- From: Aryeh Gregor <ayg@aryeh.name>
- Date: Mon, 23 Apr 2012 11:53:21 +0300
- To: "Dr. Olaf Hoffmann" <Dr.O.Hoffmann@gmx.de>
- Cc: www-style@w3.org, public-fx@w3.org
2012/4/22 Dr. Olaf Hoffmann <Dr.O.Hoffmann@gmx.de>: > Yes, these graphics in > http://www.w3.org/TR/2012/WD-css3-transforms-20120403/#transform-3d-rendering > implicate more or less some central projection. > Interestingly the text talks mainly on matrix multiplication again. > Once you managed to calculate the "accumulated 3D transformation matrix" > you still need a (presumably simple) method/function together with this > matrix to present the result on the screen. A matrix is no graphical > presentation result. For example 3 you basically multiply the > point (x,y,z) with a 3x3 matrix, you get a result (x',y',z') and you use > (x',y') for the presentation. > For 4x4 matrices you can multiply a point (x,y,z,p) with a 4x4 matrix > and you get a result (x',y',z',p') and obviously you will not use only (x',y') > for the presentation, if you want to get something like examples 4-7. Correct. This isn't in the spec now because it's not clear what to do with negative values of p'. If p' is positive, then it's clear we want (x'/p', y'/p'). And if p' is nonpositive for all four corners of a box, we want the box not to render. But it's not at all obvious what to do if some corners of a box have p' > 0 and some have it <= 0. I've proposed a solution at <https://www.w3.org/Bugs/Public/show_bug.cgi?id=15605#c9>. Perhaps you could give some feedback on it. > My assumption is, that this is a quite simple function, with most of the not > completely trivial things you need already stored in p'. It's mathematically pretty simple. If w > 0, (x, y, z, w) is mapped to (x/w, y/w, z/w).
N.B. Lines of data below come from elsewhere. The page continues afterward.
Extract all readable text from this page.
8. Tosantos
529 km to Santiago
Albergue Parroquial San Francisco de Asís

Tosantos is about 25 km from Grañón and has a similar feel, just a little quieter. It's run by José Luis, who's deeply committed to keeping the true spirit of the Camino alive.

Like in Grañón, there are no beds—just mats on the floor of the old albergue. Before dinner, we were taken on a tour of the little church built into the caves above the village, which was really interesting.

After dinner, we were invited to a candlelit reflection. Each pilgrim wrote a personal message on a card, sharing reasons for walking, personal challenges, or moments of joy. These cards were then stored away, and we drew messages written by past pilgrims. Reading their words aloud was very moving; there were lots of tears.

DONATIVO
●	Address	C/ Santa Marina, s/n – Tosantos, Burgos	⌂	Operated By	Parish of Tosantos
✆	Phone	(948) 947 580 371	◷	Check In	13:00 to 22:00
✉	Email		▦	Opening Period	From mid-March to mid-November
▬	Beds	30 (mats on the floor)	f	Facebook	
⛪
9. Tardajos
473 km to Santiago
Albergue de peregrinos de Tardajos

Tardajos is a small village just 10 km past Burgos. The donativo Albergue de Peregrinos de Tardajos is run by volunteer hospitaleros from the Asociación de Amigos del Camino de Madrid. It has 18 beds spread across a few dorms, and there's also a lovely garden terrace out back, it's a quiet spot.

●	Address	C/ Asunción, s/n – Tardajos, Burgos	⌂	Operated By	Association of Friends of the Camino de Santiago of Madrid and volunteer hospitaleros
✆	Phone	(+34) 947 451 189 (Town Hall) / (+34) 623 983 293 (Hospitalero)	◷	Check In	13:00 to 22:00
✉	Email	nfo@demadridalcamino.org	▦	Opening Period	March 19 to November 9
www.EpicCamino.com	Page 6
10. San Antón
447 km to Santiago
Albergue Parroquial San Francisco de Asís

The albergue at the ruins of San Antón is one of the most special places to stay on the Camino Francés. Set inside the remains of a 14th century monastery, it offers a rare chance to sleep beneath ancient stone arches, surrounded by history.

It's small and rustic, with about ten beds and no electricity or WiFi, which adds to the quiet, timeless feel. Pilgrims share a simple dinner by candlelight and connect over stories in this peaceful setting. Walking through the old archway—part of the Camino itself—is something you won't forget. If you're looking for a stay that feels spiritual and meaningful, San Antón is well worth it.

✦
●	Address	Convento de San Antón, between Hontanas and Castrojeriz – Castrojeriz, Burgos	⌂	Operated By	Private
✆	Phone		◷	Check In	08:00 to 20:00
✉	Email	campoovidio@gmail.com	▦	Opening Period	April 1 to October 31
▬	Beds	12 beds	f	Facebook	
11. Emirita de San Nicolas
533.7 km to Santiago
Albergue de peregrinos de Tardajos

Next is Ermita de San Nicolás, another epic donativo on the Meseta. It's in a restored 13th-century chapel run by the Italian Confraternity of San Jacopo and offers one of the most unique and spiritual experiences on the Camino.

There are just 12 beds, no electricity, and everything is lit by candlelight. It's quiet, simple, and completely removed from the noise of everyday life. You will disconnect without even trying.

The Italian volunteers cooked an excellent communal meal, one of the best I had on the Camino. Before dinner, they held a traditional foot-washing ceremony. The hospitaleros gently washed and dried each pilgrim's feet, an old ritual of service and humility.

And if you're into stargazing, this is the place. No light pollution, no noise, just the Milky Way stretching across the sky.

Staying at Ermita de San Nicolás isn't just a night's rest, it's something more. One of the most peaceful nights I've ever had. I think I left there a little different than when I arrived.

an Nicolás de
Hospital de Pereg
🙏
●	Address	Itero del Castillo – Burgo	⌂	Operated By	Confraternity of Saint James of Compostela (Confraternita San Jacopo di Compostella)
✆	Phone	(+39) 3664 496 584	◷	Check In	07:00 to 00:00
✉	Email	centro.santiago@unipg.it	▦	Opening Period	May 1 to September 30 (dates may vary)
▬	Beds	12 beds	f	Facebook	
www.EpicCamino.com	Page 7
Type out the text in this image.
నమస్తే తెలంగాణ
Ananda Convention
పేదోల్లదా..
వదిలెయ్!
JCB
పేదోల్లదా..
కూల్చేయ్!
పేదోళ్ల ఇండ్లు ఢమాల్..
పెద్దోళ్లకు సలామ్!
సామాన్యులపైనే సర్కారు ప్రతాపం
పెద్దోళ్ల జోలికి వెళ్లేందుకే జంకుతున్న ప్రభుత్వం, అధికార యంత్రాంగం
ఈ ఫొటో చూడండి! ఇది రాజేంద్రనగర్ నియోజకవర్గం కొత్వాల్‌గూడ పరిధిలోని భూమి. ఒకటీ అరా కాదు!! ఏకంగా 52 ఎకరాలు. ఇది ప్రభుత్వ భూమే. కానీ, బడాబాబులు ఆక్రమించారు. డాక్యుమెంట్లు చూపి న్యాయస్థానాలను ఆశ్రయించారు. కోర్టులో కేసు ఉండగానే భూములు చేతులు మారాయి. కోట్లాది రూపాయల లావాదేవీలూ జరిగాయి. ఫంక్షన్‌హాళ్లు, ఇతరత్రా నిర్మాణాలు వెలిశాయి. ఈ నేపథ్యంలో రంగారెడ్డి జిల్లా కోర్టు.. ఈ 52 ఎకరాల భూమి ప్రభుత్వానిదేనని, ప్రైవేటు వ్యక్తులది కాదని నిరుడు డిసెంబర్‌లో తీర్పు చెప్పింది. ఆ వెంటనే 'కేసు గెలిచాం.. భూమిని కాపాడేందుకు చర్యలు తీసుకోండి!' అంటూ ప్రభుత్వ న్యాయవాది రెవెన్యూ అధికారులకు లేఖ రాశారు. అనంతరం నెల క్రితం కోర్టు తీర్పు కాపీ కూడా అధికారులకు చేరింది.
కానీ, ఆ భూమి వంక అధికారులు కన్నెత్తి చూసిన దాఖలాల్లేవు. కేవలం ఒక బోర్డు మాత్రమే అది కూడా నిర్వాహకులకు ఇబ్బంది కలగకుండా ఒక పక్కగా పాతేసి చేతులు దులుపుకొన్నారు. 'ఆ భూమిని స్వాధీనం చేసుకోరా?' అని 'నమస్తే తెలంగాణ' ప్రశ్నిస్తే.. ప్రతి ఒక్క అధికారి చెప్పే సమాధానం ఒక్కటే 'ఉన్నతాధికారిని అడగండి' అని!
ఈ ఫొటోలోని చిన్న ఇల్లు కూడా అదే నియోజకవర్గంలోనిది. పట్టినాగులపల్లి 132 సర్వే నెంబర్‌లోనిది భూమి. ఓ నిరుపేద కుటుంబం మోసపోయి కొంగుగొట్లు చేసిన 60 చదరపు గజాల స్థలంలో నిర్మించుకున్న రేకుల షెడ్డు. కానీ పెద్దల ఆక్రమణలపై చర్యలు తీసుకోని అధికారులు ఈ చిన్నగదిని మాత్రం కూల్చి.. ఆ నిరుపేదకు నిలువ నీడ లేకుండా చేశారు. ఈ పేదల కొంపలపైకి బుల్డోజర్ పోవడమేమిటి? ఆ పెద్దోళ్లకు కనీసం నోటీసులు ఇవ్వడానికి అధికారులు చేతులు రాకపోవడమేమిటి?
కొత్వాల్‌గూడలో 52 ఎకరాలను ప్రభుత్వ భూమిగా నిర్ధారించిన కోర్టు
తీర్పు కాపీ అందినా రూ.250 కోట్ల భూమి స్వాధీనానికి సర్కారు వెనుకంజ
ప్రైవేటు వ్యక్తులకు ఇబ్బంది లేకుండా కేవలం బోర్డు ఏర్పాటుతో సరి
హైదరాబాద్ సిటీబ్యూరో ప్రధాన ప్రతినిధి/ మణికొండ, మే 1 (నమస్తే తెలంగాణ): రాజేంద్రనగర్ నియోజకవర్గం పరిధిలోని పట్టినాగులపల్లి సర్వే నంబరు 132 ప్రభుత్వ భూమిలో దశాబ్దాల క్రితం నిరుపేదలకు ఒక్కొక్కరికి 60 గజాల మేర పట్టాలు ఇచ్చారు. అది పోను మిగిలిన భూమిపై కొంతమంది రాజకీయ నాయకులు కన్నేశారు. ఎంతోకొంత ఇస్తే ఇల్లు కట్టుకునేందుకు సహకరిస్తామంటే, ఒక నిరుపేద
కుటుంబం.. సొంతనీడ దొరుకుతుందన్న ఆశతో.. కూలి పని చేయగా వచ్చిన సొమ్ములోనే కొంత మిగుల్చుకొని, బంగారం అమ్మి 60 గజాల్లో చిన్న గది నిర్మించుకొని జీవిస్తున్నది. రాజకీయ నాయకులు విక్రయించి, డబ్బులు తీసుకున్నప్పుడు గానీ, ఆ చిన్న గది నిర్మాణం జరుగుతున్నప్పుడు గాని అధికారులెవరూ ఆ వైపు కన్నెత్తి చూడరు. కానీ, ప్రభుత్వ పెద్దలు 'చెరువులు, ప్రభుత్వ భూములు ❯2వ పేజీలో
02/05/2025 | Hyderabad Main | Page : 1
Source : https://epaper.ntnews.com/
If w < 0, (x, y, z, w) is mapped to nothing. The point (0, 0, 0, 0) is also mapped to nothing. And for (x, y, z) not the origin, the point (x, y, z, 0) is mapped to the point at infinity in the direction of (x, y, z). But how to translate this into something that can actually be rendered on the screen is not so obvious, which is why the spec doesn't yet say anything about it -- we don't have text that's agreed upon.